It’s Tam’s turn.
For her first mainstage show as artistic director of Chanhassen Dinner Theatres, actor-turned-choreographer-turned-theater leader Tamara Kangas Erickson has chosen a classic American musical at the top of her bucket list — “Guys and Dolls.”
She hopes her staging of Frank Loesser’s 1950 musical about New York City gamblers and missionaries will signal where she hopes to take the nation’s largest dinner theater — a company that’s still reeling from the sudden death of her predecessor, Michael Brindisi, last February.
Brindisi led Chanhassen for 37 years with Kangas Erickson as his righthand partner and resident choreographer for over 20 of those years. She hopes to build on the legacy they created together.
“We’re going to find the heart in these characters and stories,” Kangas Erickson said. “At the same time, I’m coming at it from dance and with a love for fashion, so it might look a little different.”
Romanticized New York
Chanhassen is rare among the biggest Twin Cities companies in that it is a commercial (versus nonprofit) entity relying entirely on sales. Its 300-plus employees cannot rely on grants or donations as part of its business model. That puts a lot of pressure on each mainstage show.

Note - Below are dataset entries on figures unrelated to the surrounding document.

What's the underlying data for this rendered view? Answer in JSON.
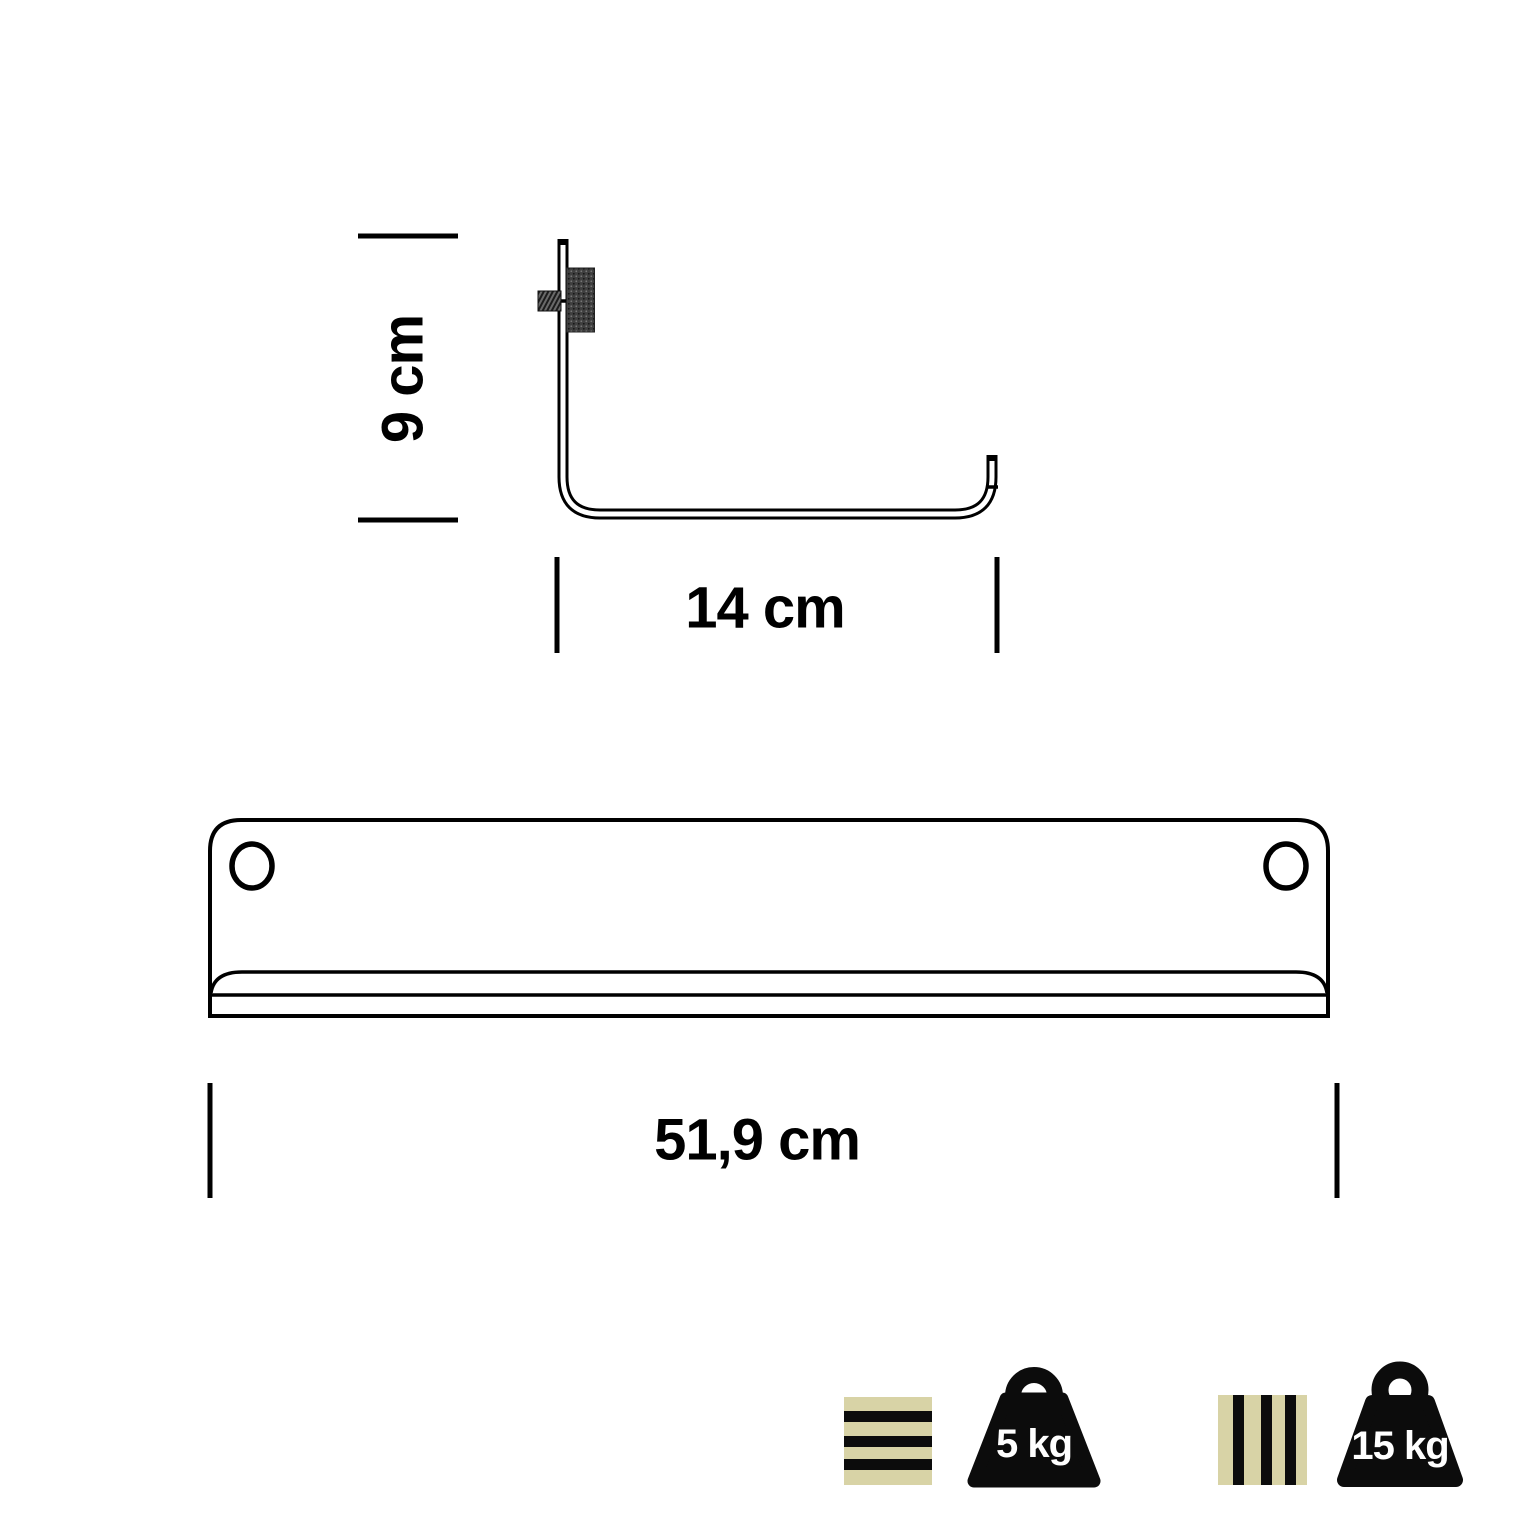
{
  "diagram": {
    "title": "wall-shelf-dimensions",
    "dimensions": {
      "bracket_height": "9 cm",
      "bracket_depth": "14 cm",
      "shelf_width": "51,9 cm"
    },
    "capacity": {
      "horizontal_slats_load": "5 kg",
      "vertical_slats_load": "15 kg"
    },
    "colors": {
      "line": "#000000",
      "slat_fill": "#d8d3a6",
      "weight_fill": "#0c0c0c",
      "knurl_fill": "#3f3f3f",
      "thread_fill": "#555555",
      "background": "#ffffff"
    }
  }
}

Based on Damon Runyon’s short stories, “Guys and Dolls” revolves around underworld characters such as gambler Sky Masterson, hustler Nathan Detroit, Miss Adelaide, a nightclub dancer at the Hot Box, and missionary Sarah Brown.
The show takes place in highly romanticized New York environs, including a sewer. That setting has been a draw for Kangas Erickson, who worked in the fashion world in New York at Ralph Lauren for a spell and loves to visit the Big Apple.